Uma outra ideia de Freire (1997), relacionada com esta perspetiva é a de que somos seres “inconclusos”, pois, enquanto vivemos, aprendemos. Estámos permanentemente buscando novos conhecimentos ou mesmo aprimorando o que já conhecemos, para melhorar nossa formação. Ele afirma: “o inacabamento do ser ou sua inconclusão é próprio da experiência vital. Onde há vida, há inacabamento” (Freire, 1997, p. 55). A educação é um direito de todos na medida em que, vivendo em sociedade, precisámos dela para viver de modo digno. É nesse sentido que aprender e ensinar devem ser comuns a qualquer indivíduo. Podemos aprender a todo instante, socializar o conhecimento e provocar o aprendizado constante é ensinar de forma a auxiliar o outro a crescer, a melhorar. Além disso, a Educação ao Longo da Vida pode ser entendida como uma base para o ser humano na medida “em que o homem, ao aprender a ser, aprende a valorizar a sua condição humana e a sua dignidade, em respeito pela condição humana e pela dignidade dos seus semelhantes”. (Areias, 2012, p. 58).

Anibal (2013) destaca que o reconhecimento dos modos informais e não formais de aprendizagem no mundo integra estratégias recentes para a criação de novas técnicas voltadas para o desenvolvimento da educação de adultos.

(...) o reconhecimento destas aprendizagens não escolares é, paradoxalmente, uma medida humanista e de caráter emancipatório, pelo que essa validação altera, em termos de reconhecimento social de espaços, contextos e tempos de aprendizagem que, até então, eram considerados menores, ou insignificantes, quando comparados com a instituição escolar, detentora exclusiva da produção do saber. É-o, também, por convidar a um outro olhar sobre os tempos e espaços da vida que podem ser encarados como geradores de aprendizagens, tanto ao nível da história de vida individual, aplicando-se às aprendizagens já realizadas (podendo, através da respetiva validação, integrar processos educativos formais), como em termos de aprendizagens futuras, revelando as inúmeras possibilidades de aprendizagem trazidas pelo meio que nos envolve e pela nossa intervenção nele. (Aníbal, 2013, p. 25)
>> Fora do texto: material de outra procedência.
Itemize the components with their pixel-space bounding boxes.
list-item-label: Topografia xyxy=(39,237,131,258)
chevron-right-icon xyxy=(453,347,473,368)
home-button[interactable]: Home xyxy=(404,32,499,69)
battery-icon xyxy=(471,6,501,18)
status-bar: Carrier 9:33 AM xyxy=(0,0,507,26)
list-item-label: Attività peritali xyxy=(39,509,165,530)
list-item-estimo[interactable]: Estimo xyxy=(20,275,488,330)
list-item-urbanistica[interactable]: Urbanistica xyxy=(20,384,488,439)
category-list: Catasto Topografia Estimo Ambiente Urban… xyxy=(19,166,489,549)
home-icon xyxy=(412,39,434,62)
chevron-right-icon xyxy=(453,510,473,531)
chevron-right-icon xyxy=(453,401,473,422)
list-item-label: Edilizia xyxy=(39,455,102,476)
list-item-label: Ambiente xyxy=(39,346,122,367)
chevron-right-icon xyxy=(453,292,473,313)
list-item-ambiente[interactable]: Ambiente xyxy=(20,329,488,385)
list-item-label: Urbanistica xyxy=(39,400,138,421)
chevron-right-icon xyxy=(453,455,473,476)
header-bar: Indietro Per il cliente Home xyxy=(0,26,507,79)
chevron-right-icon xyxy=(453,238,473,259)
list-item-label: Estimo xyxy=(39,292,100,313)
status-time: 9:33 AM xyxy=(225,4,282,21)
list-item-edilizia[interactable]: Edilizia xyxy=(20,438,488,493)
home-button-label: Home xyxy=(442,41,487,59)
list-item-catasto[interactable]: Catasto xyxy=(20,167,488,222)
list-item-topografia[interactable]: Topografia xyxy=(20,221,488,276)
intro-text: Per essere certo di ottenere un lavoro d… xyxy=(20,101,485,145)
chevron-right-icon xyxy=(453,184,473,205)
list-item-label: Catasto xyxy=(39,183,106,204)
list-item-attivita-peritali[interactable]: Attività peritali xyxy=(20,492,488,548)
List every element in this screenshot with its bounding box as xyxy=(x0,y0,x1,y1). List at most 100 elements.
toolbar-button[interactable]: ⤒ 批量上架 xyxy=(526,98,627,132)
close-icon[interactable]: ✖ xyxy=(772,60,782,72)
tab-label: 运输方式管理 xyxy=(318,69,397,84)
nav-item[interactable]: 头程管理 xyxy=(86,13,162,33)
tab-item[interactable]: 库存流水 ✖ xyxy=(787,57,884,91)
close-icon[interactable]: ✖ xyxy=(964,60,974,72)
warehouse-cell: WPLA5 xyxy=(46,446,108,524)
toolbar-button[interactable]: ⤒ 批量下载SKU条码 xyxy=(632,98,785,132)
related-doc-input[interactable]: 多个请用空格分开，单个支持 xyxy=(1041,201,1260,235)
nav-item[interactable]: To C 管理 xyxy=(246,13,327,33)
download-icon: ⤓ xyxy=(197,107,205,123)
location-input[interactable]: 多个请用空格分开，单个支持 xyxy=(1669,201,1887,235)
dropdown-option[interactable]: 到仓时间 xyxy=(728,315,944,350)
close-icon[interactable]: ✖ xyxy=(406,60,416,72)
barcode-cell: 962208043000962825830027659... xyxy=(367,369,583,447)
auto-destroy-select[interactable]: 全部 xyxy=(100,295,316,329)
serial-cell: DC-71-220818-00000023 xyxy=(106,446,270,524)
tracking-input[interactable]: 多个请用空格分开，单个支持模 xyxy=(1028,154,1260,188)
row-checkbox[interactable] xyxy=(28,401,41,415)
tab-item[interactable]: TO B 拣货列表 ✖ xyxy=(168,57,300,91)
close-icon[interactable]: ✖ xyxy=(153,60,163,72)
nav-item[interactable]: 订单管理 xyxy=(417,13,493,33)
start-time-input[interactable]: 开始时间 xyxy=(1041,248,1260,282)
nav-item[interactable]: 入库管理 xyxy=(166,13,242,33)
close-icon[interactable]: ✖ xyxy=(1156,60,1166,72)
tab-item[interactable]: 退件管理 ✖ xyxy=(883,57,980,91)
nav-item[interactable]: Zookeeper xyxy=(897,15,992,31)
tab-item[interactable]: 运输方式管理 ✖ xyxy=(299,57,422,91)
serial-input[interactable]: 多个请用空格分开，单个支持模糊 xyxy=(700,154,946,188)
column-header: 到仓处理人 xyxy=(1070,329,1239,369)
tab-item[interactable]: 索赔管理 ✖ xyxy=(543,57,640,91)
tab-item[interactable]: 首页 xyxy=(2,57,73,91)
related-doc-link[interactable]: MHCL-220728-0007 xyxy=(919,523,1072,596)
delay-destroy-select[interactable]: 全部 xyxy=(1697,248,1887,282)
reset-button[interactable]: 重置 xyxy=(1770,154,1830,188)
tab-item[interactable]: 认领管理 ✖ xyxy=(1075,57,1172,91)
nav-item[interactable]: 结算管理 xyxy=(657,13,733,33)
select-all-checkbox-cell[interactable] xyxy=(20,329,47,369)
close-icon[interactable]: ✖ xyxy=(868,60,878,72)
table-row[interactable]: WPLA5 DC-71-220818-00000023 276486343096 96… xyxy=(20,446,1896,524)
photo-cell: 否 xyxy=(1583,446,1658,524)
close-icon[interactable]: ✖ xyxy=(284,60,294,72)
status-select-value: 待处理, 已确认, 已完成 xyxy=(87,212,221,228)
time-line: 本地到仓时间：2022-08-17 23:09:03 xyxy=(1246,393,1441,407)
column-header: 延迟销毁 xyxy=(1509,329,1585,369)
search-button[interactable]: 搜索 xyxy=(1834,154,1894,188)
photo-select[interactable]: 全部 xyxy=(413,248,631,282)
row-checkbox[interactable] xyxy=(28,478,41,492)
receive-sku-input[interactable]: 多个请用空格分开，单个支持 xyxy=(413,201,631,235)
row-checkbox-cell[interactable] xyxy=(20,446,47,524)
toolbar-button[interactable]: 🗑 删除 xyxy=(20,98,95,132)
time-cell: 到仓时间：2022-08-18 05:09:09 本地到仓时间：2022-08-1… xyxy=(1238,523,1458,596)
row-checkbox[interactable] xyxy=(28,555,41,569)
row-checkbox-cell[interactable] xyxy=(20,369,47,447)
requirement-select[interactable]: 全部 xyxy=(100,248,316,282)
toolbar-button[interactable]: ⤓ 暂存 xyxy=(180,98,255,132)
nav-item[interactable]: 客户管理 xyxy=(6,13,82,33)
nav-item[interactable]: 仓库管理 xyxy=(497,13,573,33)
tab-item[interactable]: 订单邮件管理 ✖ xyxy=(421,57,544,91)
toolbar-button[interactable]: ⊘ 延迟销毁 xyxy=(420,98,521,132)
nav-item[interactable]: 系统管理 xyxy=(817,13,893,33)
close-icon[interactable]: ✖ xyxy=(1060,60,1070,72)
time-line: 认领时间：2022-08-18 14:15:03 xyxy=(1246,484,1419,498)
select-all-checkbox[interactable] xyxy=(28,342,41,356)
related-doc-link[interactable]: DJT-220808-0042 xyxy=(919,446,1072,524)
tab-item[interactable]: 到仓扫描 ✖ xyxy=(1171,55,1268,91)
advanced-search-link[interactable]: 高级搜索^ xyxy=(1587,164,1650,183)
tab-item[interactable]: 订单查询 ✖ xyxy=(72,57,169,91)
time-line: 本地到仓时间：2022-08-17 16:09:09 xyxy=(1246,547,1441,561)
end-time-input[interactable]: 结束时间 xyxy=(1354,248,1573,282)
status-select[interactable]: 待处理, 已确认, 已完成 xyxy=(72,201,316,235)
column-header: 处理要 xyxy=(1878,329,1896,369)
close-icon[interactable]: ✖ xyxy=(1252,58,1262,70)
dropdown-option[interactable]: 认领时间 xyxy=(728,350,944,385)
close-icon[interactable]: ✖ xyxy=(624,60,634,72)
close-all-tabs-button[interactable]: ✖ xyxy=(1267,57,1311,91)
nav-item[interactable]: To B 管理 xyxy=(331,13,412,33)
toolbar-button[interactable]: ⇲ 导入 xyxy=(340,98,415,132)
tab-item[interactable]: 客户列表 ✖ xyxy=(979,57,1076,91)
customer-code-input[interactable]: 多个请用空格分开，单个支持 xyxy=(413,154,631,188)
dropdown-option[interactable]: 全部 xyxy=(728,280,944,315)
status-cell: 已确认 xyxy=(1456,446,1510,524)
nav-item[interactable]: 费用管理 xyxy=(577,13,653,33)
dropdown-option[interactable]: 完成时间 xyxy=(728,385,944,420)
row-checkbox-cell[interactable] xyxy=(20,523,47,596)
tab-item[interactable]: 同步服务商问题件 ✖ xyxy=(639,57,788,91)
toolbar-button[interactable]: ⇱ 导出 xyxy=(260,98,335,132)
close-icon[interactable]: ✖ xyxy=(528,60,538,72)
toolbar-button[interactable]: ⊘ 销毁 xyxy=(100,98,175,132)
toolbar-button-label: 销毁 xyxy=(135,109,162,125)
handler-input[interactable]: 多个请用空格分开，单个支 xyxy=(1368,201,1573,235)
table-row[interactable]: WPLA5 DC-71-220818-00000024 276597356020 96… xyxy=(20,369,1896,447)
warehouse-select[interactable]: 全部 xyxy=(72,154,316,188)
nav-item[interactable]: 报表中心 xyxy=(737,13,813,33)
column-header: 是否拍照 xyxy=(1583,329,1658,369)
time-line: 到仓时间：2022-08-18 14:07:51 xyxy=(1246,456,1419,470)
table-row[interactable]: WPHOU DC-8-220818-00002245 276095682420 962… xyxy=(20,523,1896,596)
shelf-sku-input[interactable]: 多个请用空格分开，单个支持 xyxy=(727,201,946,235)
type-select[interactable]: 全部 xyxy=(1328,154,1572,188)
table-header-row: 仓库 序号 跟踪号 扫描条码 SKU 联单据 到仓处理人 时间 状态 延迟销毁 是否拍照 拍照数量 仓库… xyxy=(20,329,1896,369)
Desse modo, quando se trata de educar para cuidar tem-se, na Educação ao Longo da Vida, um grande aliado teórico, pois o conhecimento aqui advém da educação informal, não formal e não apenas do formal. Estabelece-se, portanto, o liame necessário entre educação, ética e saúde, pois a Educação ao Longo da Vida requer a criação de condições para que cada pessoa, dentro de suas capacidades e em seu espaço-tempo, se conscientize de suas necessidades e tome iniciativa de buscar sua autorrealização.